If the owner/keeper has already started following all the SMS rules but the flock has not yet been monitoring for three years, and wishes to export live animals to Northern Ireland under the temporary derogation, they must apply for Scrapie Qualifying status as above.
- If no Qualifying status animals are added to the flock, and no animals return to the flock after contact with Qualifying status animals then the flock can register for SMS Controlled status when they have been monitoring for three years
- However, if Qualifying status animals are added to the flock, or animals return to the flock after contact with Qualifying status animals then the three-year monitoring period starts from scratch in line with the standard timetable for Qualifying flocks (see the link above for further details)
- If the owner/keeper has already been following all the SMS rules for at least three years (including annual OV inspection, TSE testing and adherence to biosecurity requirements) then they should register directly for SMS Controlled Risk status
- You can download the SMS Registration form to apply for SMS membership
Carcases or heads from fallen stock can be submitted for testing to:
- An SRUC Disease Surveillance Centre: See the map below for your nearest centre.
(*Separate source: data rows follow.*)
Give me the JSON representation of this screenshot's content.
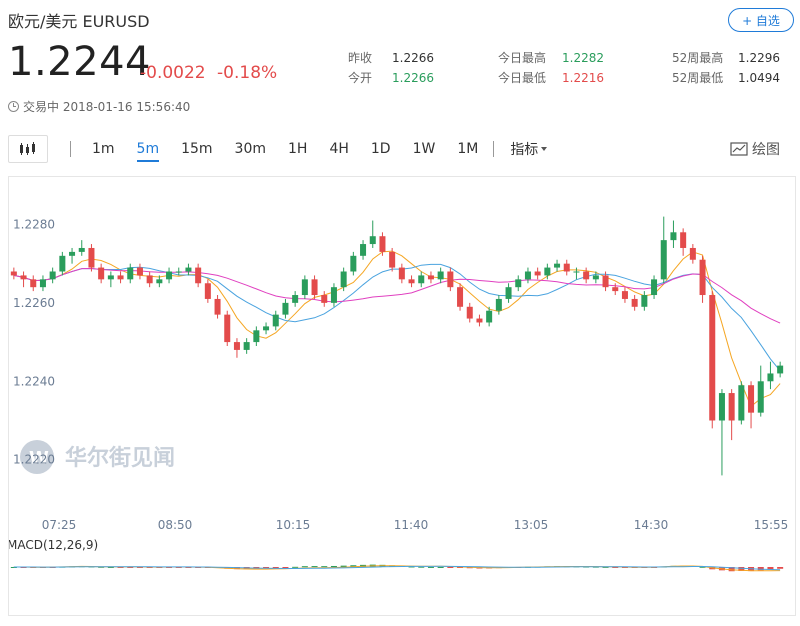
{
  "header": {
    "title": "欧元/美元 EURUSD",
    "follow_label": "+ 自选",
    "price": "1.2244",
    "change": "-0.0022",
    "change_pct": "-0.18%",
    "status_text": "交易中 2018-01-16 15:56:40"
  },
  "stats": [
    {
      "label": "昨收",
      "value": "1.2266",
      "color": "#333333"
    },
    {
      "label": "今开",
      "value": "1.2266",
      "color": "#2a9d5c"
    },
    {
      "label": "今日最高",
      "value": "1.2282",
      "color": "#2a9d5c"
    },
    {
      "label": "今日最低",
      "value": "1.2216",
      "color": "#e34b4b"
    },
    {
      "label": "52周最高",
      "value": "1.2296",
      "color": "#333333"
    },
    {
      "label": "52周最低",
      "value": "1.0494",
      "color": "#333333"
    }
  ],
  "toolbar": {
    "periods": [
      "1m",
      "5m",
      "15m",
      "30m",
      "1H",
      "4H",
      "1D",
      "1W",
      "1M"
    ],
    "active": "5m",
    "indicator_label": "指标",
    "draw_label": "绘图"
  },
  "watermark": "华尔街见闻",
  "macd_label": "MACD(12,26,9)",
  "colors": {
    "up": "#2a9d5c",
    "down": "#e34b4b",
    "ma_fast": "#f5a623",
    "ma_mid": "#4aa3df",
    "ma_slow": "#e040c0"
  },
  "chart_data": {
    "type": "candlestick",
    "y_ticks": [
      1.228,
      1.226,
      1.224,
      1.222
    ],
    "ylim": [
      1.2211,
      1.2287
    ],
    "x_ticks": [
      "07:25",
      "08:50",
      "10:15",
      "11:40",
      "13:05",
      "14:30",
      "15:55"
    ],
    "candles": [
      [
        1.2268,
        1.2267,
        1.2269,
        1.2266
      ],
      [
        1.2267,
        1.2266,
        1.2268,
        1.2264
      ],
      [
        1.2266,
        1.2264,
        1.2267,
        1.2263
      ],
      [
        1.2264,
        1.2266,
        1.2267,
        1.2263
      ],
      [
        1.2266,
        1.2268,
        1.2269,
        1.2265
      ],
      [
        1.2268,
        1.2272,
        1.2273,
        1.2267
      ],
      [
        1.2272,
        1.2273,
        1.2274,
        1.227
      ],
      [
        1.2273,
        1.2274,
        1.2276,
        1.2272
      ],
      [
        1.2274,
        1.2269,
        1.2275,
        1.2268
      ],
      [
        1.2269,
        1.2266,
        1.227,
        1.2265
      ],
      [
        1.2266,
        1.2267,
        1.2268,
        1.2264
      ],
      [
        1.2267,
        1.2266,
        1.2268,
        1.2265
      ],
      [
        1.2266,
        1.2269,
        1.227,
        1.2265
      ],
      [
        1.2269,
        1.2267,
        1.227,
        1.2266
      ],
      [
        1.2267,
        1.2265,
        1.2268,
        1.2264
      ],
      [
        1.2265,
        1.2266,
        1.2267,
        1.2264
      ],
      [
        1.2266,
        1.2268,
        1.2269,
        1.2265
      ],
      [
        1.2268,
        1.2268,
        1.2269,
        1.2267
      ],
      [
        1.2268,
        1.2269,
        1.227,
        1.2267
      ],
      [
        1.2269,
        1.2265,
        1.227,
        1.2264
      ],
      [
        1.2265,
        1.2261,
        1.2266,
        1.226
      ],
      [
        1.2261,
        1.2257,
        1.2262,
        1.2256
      ],
      [
        1.2257,
        1.225,
        1.2258,
        1.2249
      ],
      [
        1.225,
        1.2248,
        1.2251,
        1.2246
      ],
      [
        1.2248,
        1.225,
        1.2251,
        1.2247
      ],
      [
        1.225,
        1.2253,
        1.2254,
        1.2249
      ],
      [
        1.2253,
        1.2254,
        1.2255,
        1.2252
      ],
      [
        1.2254,
        1.2257,
        1.2258,
        1.2253
      ],
      [
        1.2257,
        1.226,
        1.2261,
        1.2256
      ],
      [
        1.226,
        1.2262,
        1.2263,
        1.2259
      ],
      [
        1.2262,
        1.2266,
        1.2267,
        1.2261
      ],
      [
        1.2266,
        1.2262,
        1.2267,
        1.2261
      ],
      [
        1.2262,
        1.226,
        1.2263,
        1.2259
      ],
      [
        1.226,
        1.2264,
        1.2265,
        1.2259
      ],
      [
        1.2264,
        1.2268,
        1.2269,
        1.2263
      ],
      [
        1.2268,
        1.2272,
        1.2273,
        1.2267
      ],
      [
        1.2272,
        1.2275,
        1.2276,
        1.2271
      ],
      [
        1.2275,
        1.2277,
        1.2281,
        1.2274
      ],
      [
        1.2277,
        1.2273,
        1.2278,
        1.2272
      ],
      [
        1.2273,
        1.2269,
        1.2274,
        1.2268
      ],
      [
        1.2269,
        1.2266,
        1.227,
        1.2265
      ],
      [
        1.2266,
        1.2265,
        1.2267,
        1.2264
      ],
      [
        1.2265,
        1.2267,
        1.2268,
        1.2264
      ],
      [
        1.2267,
        1.2266,
        1.2268,
        1.2265
      ],
      [
        1.2266,
        1.2268,
        1.2269,
        1.2265
      ],
      [
        1.2268,
        1.2264,
        1.2269,
        1.2263
      ],
      [
        1.2264,
        1.2259,
        1.2265,
        1.2258
      ],
      [
        1.2259,
        1.2256,
        1.226,
        1.2255
      ],
      [
        1.2256,
        1.2255,
        1.2257,
        1.2254
      ],
      [
        1.2255,
        1.2258,
        1.2259,
        1.2254
      ],
      [
        1.2258,
        1.2261,
        1.2262,
        1.2257
      ],
      [
        1.2261,
        1.2264,
        1.2265,
        1.226
      ],
      [
        1.2264,
        1.2266,
        1.2267,
        1.2263
      ],
      [
        1.2266,
        1.2268,
        1.2269,
        1.2265
      ],
      [
        1.2268,
        1.2267,
        1.2269,
        1.2266
      ],
      [
        1.2267,
        1.2269,
        1.227,
        1.2266
      ],
      [
        1.2269,
        1.227,
        1.2271,
        1.2268
      ],
      [
        1.227,
        1.2268,
        1.2271,
        1.2267
      ],
      [
        1.2268,
        1.2268,
        1.2269,
        1.2266
      ],
      [
        1.2268,
        1.2266,
        1.2269,
        1.2265
      ],
      [
        1.2266,
        1.2267,
        1.2268,
        1.2265
      ],
      [
        1.2267,
        1.2264,
        1.2268,
        1.2263
      ],
      [
        1.2264,
        1.2263,
        1.2265,
        1.2262
      ],
      [
        1.2263,
        1.2261,
        1.2264,
        1.226
      ],
      [
        1.2261,
        1.2259,
        1.2262,
        1.2258
      ],
      [
        1.2259,
        1.2262,
        1.2263,
        1.2258
      ],
      [
        1.2262,
        1.2266,
        1.2267,
        1.2261
      ],
      [
        1.2266,
        1.2276,
        1.2282,
        1.2265
      ],
      [
        1.2276,
        1.2278,
        1.2281,
        1.2274
      ],
      [
        1.2278,
        1.2274,
        1.2279,
        1.2272
      ],
      [
        1.2274,
        1.2271,
        1.2275,
        1.227
      ],
      [
        1.2271,
        1.2262,
        1.2272,
        1.226
      ],
      [
        1.2262,
        1.223,
        1.2263,
        1.2228
      ],
      [
        1.223,
        1.2237,
        1.2238,
        1.2216
      ],
      [
        1.2237,
        1.223,
        1.2238,
        1.2225
      ],
      [
        1.223,
        1.2239,
        1.224,
        1.2229
      ],
      [
        1.2239,
        1.2232,
        1.224,
        1.2228
      ],
      [
        1.2232,
        1.224,
        1.2244,
        1.2231
      ],
      [
        1.224,
        1.2242,
        1.2245,
        1.2238
      ],
      [
        1.2242,
        1.2244,
        1.2245,
        1.2241
      ]
    ]
  }
}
Please contact centre first to check they can accept carcass/head
- An APHA Regional laboratory
- Some Fallen Stock Collectors will uplift carcases and sample them for testing. Click here for the list of these collectors and the form to accompany carcases they collect
- National Fallen Stock Company
- Some private veterinary surgeons are approved for sampling such as Farm Post Mortems and Vet Investigation
Scrapie gene testing enables flock masters to select breeding sheep which are resistant to Scrapie. Animals can be tested at any age using a blood or semen sample. Testing is usually limited to stud rams, ram lambs retained for breeding and ewes being selected for embryo transfer. Scrapie genotyping is not a test for the presence of the disease but does reveal if the animal were to be exposed to the disease, what chance it has of contracting it.
Scrapie Genotyping can also be used to allow the export of resistant animals or allow them to join Scrapie Monitored flocks. Genotyping performed for these purposes must be undertaken at a Defra approved laboratory and samples taken by a veterinary surgeon. The current Defra approved laboratories are APHA and SRUC.